Die Stadt Ludwigshafen stellt sich angesichts der Auswirkungen der Corona-Pandemie auch an die Seite von Kulturschaffenden und unterstützt diese schnell und unbürokratisch.

Die Stadt Ludwigshafen stellt sich angesichts der Auswirkungen der Corona-Pandemie auch an die Seite von Kulturschaffenden und unterstützt diese schnell und unbürokratisch. Bereits am 7. April 2020 hat der Stadtvorstand einer von Bürgermeisterin Prof. Dr. Cornelia Reifenberg eingebrachten Vorlage zugestimmt, die Soforthilfen für Privattheater und Kulturvereine zur Liquiditätssicherung vorsieht. Danach erhalten die Privattheater als Liquiditätshilfe zunächst 30 Prozent des Jahresförderbetrages.
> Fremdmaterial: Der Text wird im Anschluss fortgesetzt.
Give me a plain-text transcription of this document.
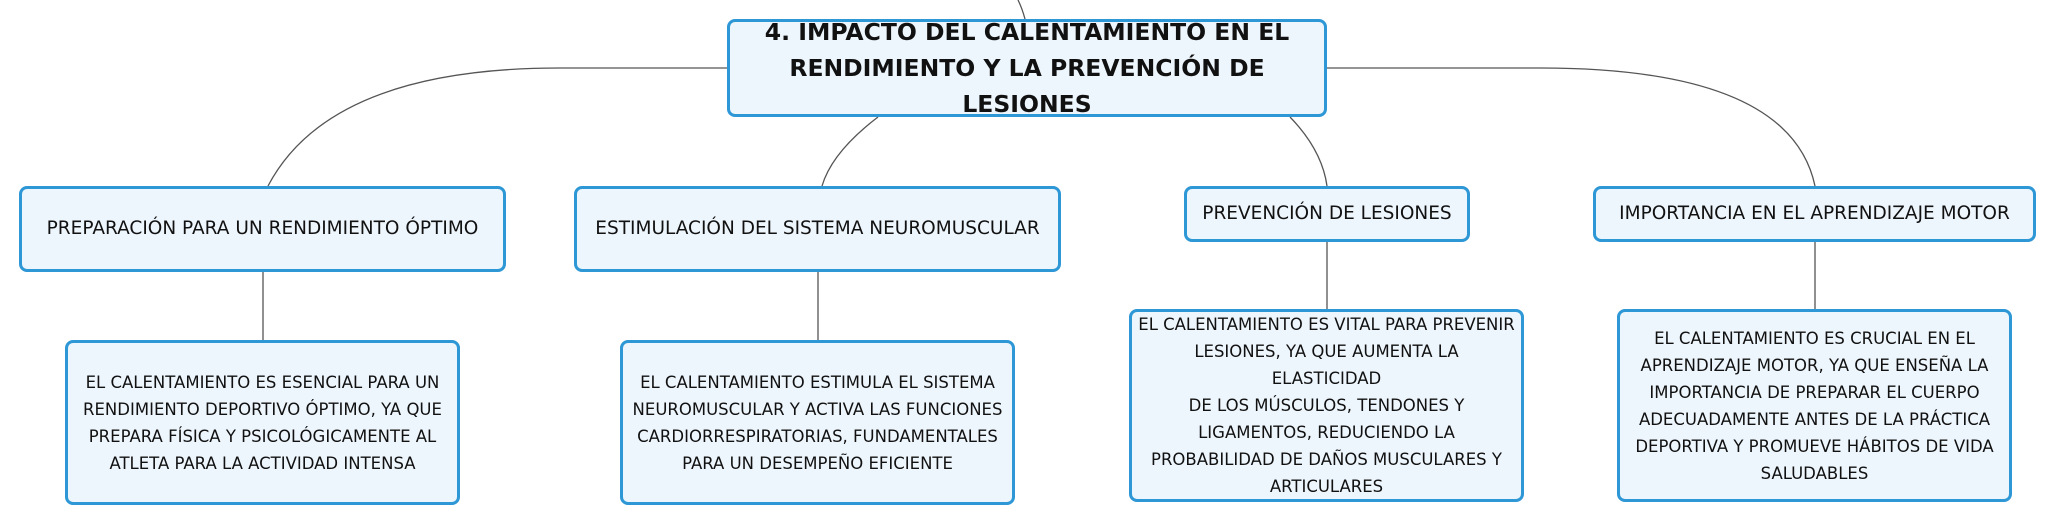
4. IMPACTO DEL CALENTAMIENTO EN EL
RENDIMIENTO Y LA PREVENCIÓN DE LESIONES
PREPARACIÓN PARA UN RENDIMIENTO ÓPTIMO	ESTIMULACIÓN DEL SISTEMA NEUROMUSCULAR
PREVENCIÓN DE LESIONES	IMPORTANCIA EN EL APRENDIZAJE MOTOR
EL CALENTAMIENTO ES ESENCIAL PARA UN
RENDIMIENTO DEPORTIVO ÓPTIMO, YA QUE
PREPARA FÍSICA Y PSICOLÓGICAMENTE AL
ATLETA PARA LA ACTIVIDAD INTENSA
EL CALENTAMIENTO ESTIMULA EL SISTEMA
NEUROMUSCULAR Y ACTIVA LAS FUNCIONES
CARDIORRESPIRATORIAS, FUNDAMENTALES
PARA UN DESEMPEÑO EFICIENTE
EL CALENTAMIENTO ES VITAL PARA PREVENIR
LESIONES, YA QUE AUMENTA LA ELASTICIDAD
DE LOS MÚSCULOS, TENDONES Y
LIGAMENTOS, REDUCIENDO LA
PROBABILIDAD DE DAÑOS MUSCULARES Y
ARTICULARES
EL CALENTAMIENTO ES CRUCIAL EN EL
APRENDIZAJE MOTOR, YA QUE ENSEÑA LA
IMPORTANCIA DE PREPARAR EL CUERPO
ADECUADAMENTE ANTES DE LA PRÁCTICA
DEPORTIVA Y PROMUEVE HÁBITOS DE VIDA
SALUDABLES
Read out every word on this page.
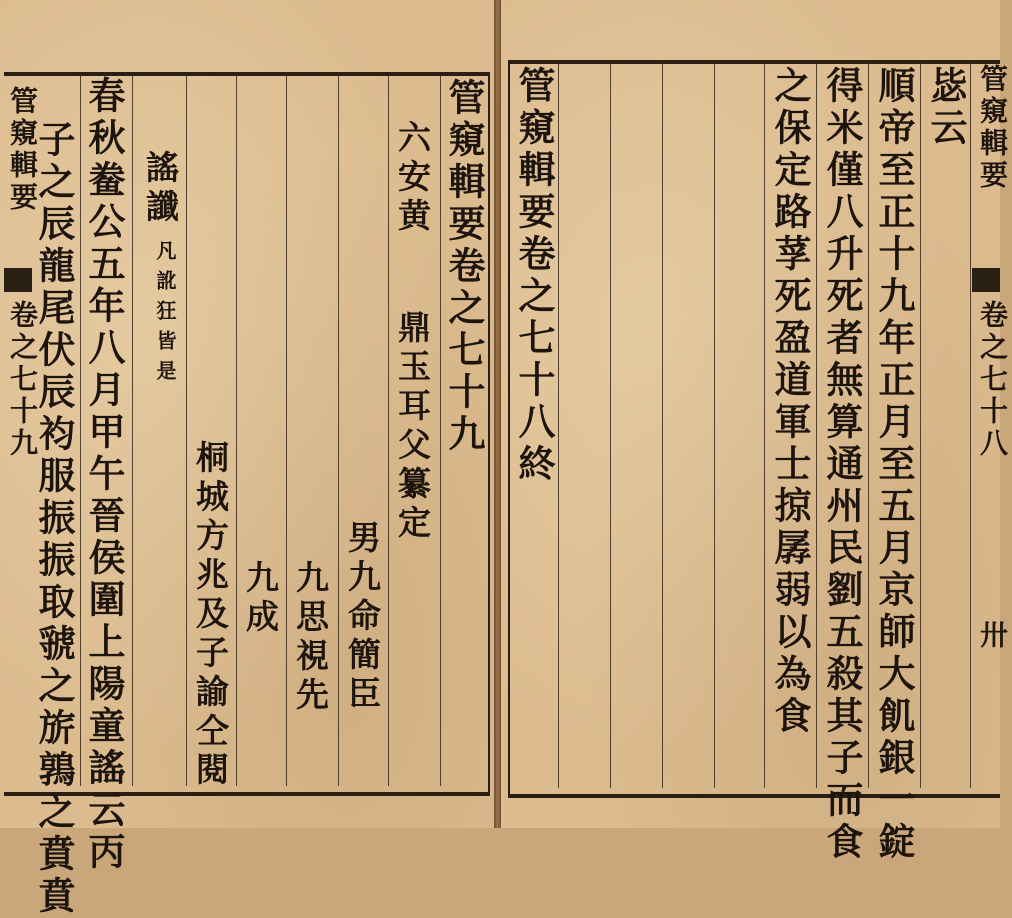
管窺輯要
卷之七十九 春秋鲞公五年八月甲午晉侯圍上陽童謠云丙
子之辰龍尾伏辰袀服振振取虢之旂鶉之賁賁 謠讖
凡訛狂皆是
桐城方兆及子諭仝閱 九成 九思視先 男九命簡臣
六安黄
鼎玉耳父纂定 管窺輯要卷之七十九 管窺輯要卷之七十八終	之保定路莩死盈道軍士掠孱弱以為食 得米僅八升死者無算通州民劉五殺其子而食 順帝至正十九年正月至五月京師大飢銀一錠 毖云 管窺輯要
卷之七十八
卅
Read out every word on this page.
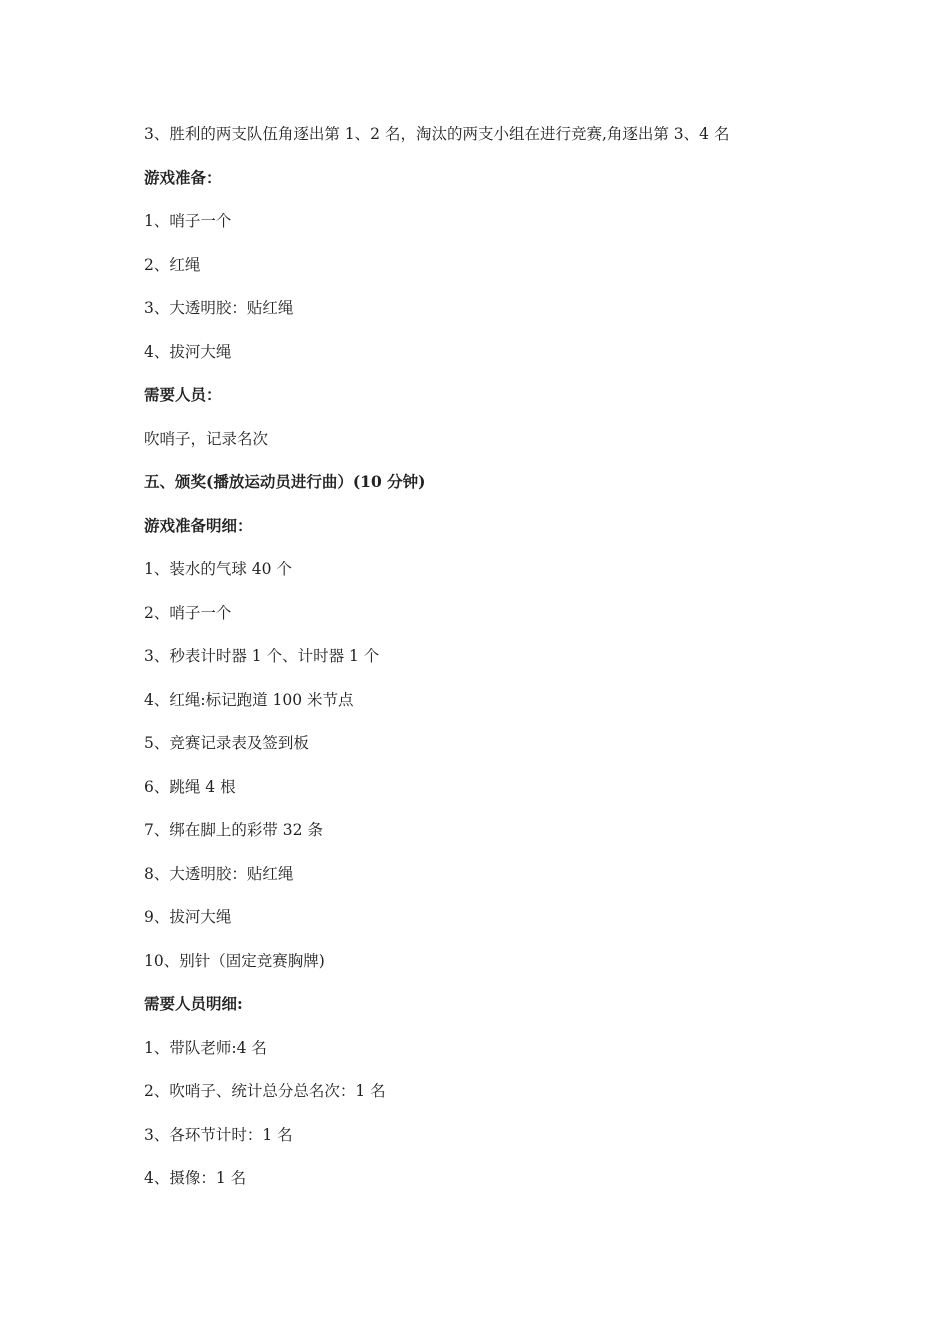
3、胜利的两支队伍角逐出第 1、2 名，淘汰的两支小组在进行竞赛,角逐出第 3、4 名

游戏准备：

1、哨子一个

2、红绳

3、大透明胶：贴红绳

4、拔河大绳

需要人员：

吹哨子，记录名次

五、颁奖(播放运动员进行曲）(10 分钟)

游戏准备明细：

1、装水的气球 40 个

2、哨子一个

3、秒表计时器 1 个、计时器 1 个

4、红绳:标记跑道 100 米节点

5、竞赛记录表及签到板

6、跳绳 4 根

7、绑在脚上的彩带 32 条

8、大透明胶：贴红绳

9、拔河大绳

10、别针（固定竞赛胸牌)

需要人员明细:

1、带队老师:4 名

2、吹哨子、统计总分总名次：1 名

3、各环节计时：1 名

4、摄像：1 名
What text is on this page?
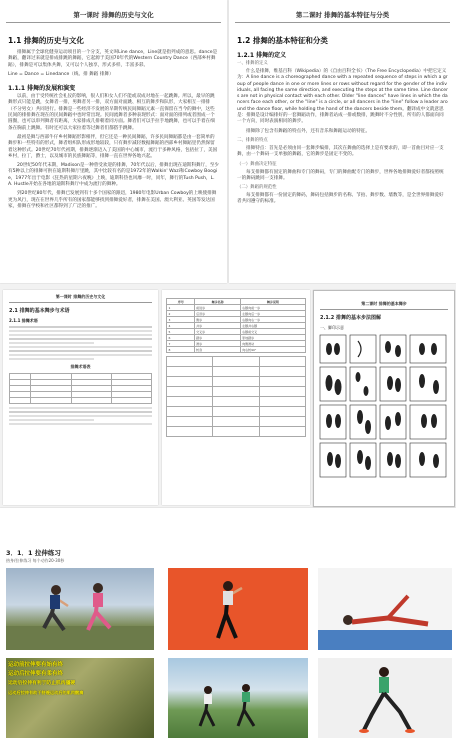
第一课时 排舞的历史与文化
1.1 排舞的历史与文化
排舞属于全球化健身运动项目的一个分支，英文叫Line dance，Line就是指列成的意思。dance是舞蹈，翻译过来就是排成排跳的舞蹈，它起源于美国70年代的Western Country Dance（西部乡村舞蹈），排舞是可以集体共舞，又可以个人独享，形式多样，丰富多彩。
Line = Dance = Linedance（线、排 舞蹈 排舞）
1.1.1 排舞的发展和演变
以前，由于受传统社会礼仪的影响，很人们和女人们不能或双成对地在一起跳舞。所以，最早的跳舞形式只能是跳，女舞者一排，男舞者另一排，双方面对面跳、相互的舞步和队形，大家相互一排排（不分男女）共同进行。排舞是一些经济不发展的早期传统民间舞蹈元素一直保留在当今的舞中，这些民间的排排舞在现在的民间舞蹈中也时常出现。民间流舞者多种表现形式：面对面的排列或者围成一个圆圈，也可以串列舞者有距离，大家排成几排朝着同方面。舞者们可以手拉手地跳舞，也可以手着在细条在胸前上跳舞。有时还可以大家拉着等过舞者们都搭手跳舞。
最初是舞与西部牛仔乡村舞蹈形影相伴，但它还是一种民间舞蹈，许多民间舞蹈都是由一套简单的舞步和一些特有的形式，舞者组织队形成形地较较，只有舞步减轻数据舞蹈的西部乡村舞蹈里仍然保留着这种形式。20世纪70年代初期，排舞逐渐迈入了美国的中心城市，流行于多种风格，包括拉丁，美国乡村，拉丁，爵士，以及城市的民族舞蹈等，排舞一直在世界各地兴起。
20世纪50年代末期，Madison是一种曾受欢迎的排舞，70年代以后，排舞出现在迪斯科舞厅，至少有5种以上的排舞可供在迪斯科舞厅里跳，其中比较有名的是1972年的Walkin' Wazi和Cowboy Boogie，1977年出于电影《狂热的星期六夜晚》上映，迪斯科热也风靡一时，同年，舞行的Tush Push，L.A. Hustle开始在各地的迪斯科舞厅中成为流行的舞种。
到20世纪80年代，排舞已发展到有十多个国家的跟迅，1980年电影Urban Cowboy的上映使排舞更为风行，现在在世界几乎所有的国家都能够找到排舞爱好者，排舞在美国、澳大利亚、英国等发达国家，排舞在学校和社区都得到了广泛的推广。
第二课时 排舞的基本特征与分类
1.2 排舞的基本特征和分类
1.2.1 排舞的定义
一、排舞的定义
什么是排舞，维基百科（Wikipedia）的《自由百科全书》（The Free Encyclopedia）中把它定义为：A line dance is a choreographed dance with a repeated sequence of steps in which a group of people dance in one or more lines or rows without regard for the gender of the individuals, all facing the same direction, and executing the steps at the same time. Line dancers are not in physical contact with each other. Older "line dances" have lines in which the dancers face each other, or the "line" is a circle, or all dancers in the "line" follow a leader around the dance floor, while holding the hand of the dancers beside them。翻译成中文就意思是：排舞是设计编排好的一套舞蹈动作，排舞者站成一排或数排，跳舞时不分性别，所有的人都面向同一个方向，同时表演相同的舞步。
排舞除了包含有舞蹈的特点外，还有音乐和舞蹈运动的特征。
二、排舞的特点
排舞特点：首先是必须由同一套舞步编排，其次在舞曲的选择上是有要求的，即一首曲目对应一支舞，由一个舞码一支单独的舞蹈，它的舞步是固定不变的。
（一）舞曲决定特征
每支排舞都有固定的舞曲和专门的舞码，专门的舞曲配专门的舞步，世界各地排舞爱好者都按照统一的舞码跳同一支排舞。
（二）舞蹈的规范性
每支排舞都有一份固定的舞码，舞码包括舞步的名称、节拍、舞步数、墙数等，是全世界排舞爱好者共同遵守的标准。
第一课时 排舞的历史与文化
2.1 排舞的基本舞步与术语
2.1.1 排舞术语
排舞术语表

序号	舞步名称	舞步说明
1	前进步	右脚向前一步
2	后退步	左脚向后一步
3	侧步	右脚向右一步
4	并步	左脚并右脚
5	交叉步	右脚前交叉
6	踏步	原地踏步
7	滑步	向侧滑动
8	转身	向右转90°

第二课时 排舞的基本舞步
2.1.2 排舞的基本步法图解
一、脚印示意
3．1．1 拉伸练习
热身/拉伸练习 每个动作20-30秒
运动前拉伸要有始有终
运动后拉伸要有柔有终
运动后拉伸有利于防止肌肉僵硬
运动后拉伸有助于舒缓运动后的肌肉酸痛
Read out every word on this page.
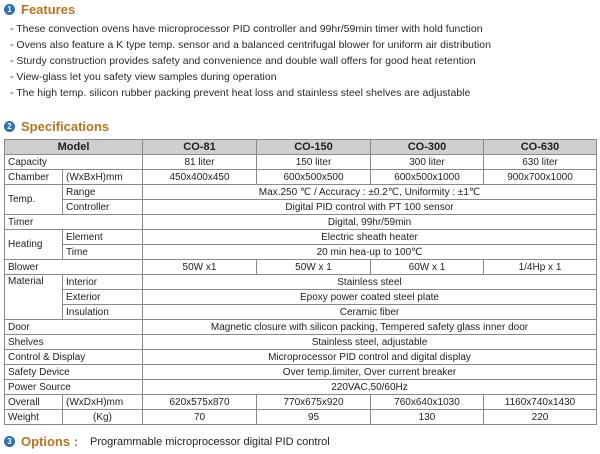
1 Features
- These convection ovens have microprocessor PID controller and 99hr/59min timer with hold function
- Ovens also feature a K type temp. sensor and a balanced centrifugal blower for uniform air distribution
- Sturdy construction provides safety and convenience and double wall offers for good heat retention
- View-glass let you safety view samples during operation
- The high temp. silicon rubber packing prevent heat loss and stainless steel shelves are adjustable
2 Specifications
Model		CO-81	CO-150	CO-300	CO-630
Capacity		81 liter	150 liter	300 liter	630 liter
Chamber	(WxBxH)mm	450x400x450	600x500x500	600x500x1000	900x700x1000
Temp.	Range	Max.250 ℃ / Accuracy : ±0.2℃, Uniformity : ±1℃			
	Controller	Digital PID control with PT 100 sensor			
Timer		Digital, 99hr/59min			
Heating	Element	Electric sheath heater			
	Time	20 min hea-up to 100℃			
Blower		50W x1	50W x 1	60W x 1	1/4Hp x 1
Material	Interior	Stainless steel			
	Exterior	Epoxy power coated steel plate			
	Insulation	Ceramic fiber			
Door		Magnetic closure with silicon packing, Tempered safety glass inner door			
Shelves		Stainless steel, adjustable			
Control & Display		Microprocessor PID control and digital display			
Safety Device		Over temp.limiter, Over current breaker			
Power Source		220VAC,50/60Hz			
Overall	(WxDxH)mm	620x575x870	770x675x920	760x640x1030	1160x740x1430
Weight	(Kg)	70	95	130	220
3 Options : Programmable microprocessor digital PID control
Die Überweisungen erfolgen in den nächsten Tagen. Die Zahlung erfolgt unbürokratisch und unabhängig von den vom Stadtrat beschlossenen Förderrichtlinien sowie im Vorgriff auf eine Entscheidung des Kulturausschusses in seiner nächsten Sitzung am 17. Juni 2020. Um die ohnehin stark betroffenen Privattheater weiter zu entlasten, sieht die Stadtverwaltung in diesem Fall von dem sogenannten Nachweis der Mittelverwendung ab.

Auch Kulturvereine wie Gesangs-, Musik- oder Karnevalvereine, die bereits Zuschüsse beantragt haben, können mit einer Unterstützung rechnen. Sie erhalten diese Zuschüsse ebenfalls schnellstmöglich. Zudem bietet die Stadt an, bereits bewilligte Mittel für Projekte, die aufgrund der derzeitigen Einschränkungen nicht wie geplant stattfinden können, später abzurufen, sofern das Projekt bis zum Jahresende realisiert werden kann. Damit möchte die Stadt insbesondere Akteurinnen und Akteure unterstützen, die sich am Kultursommer beteiligen.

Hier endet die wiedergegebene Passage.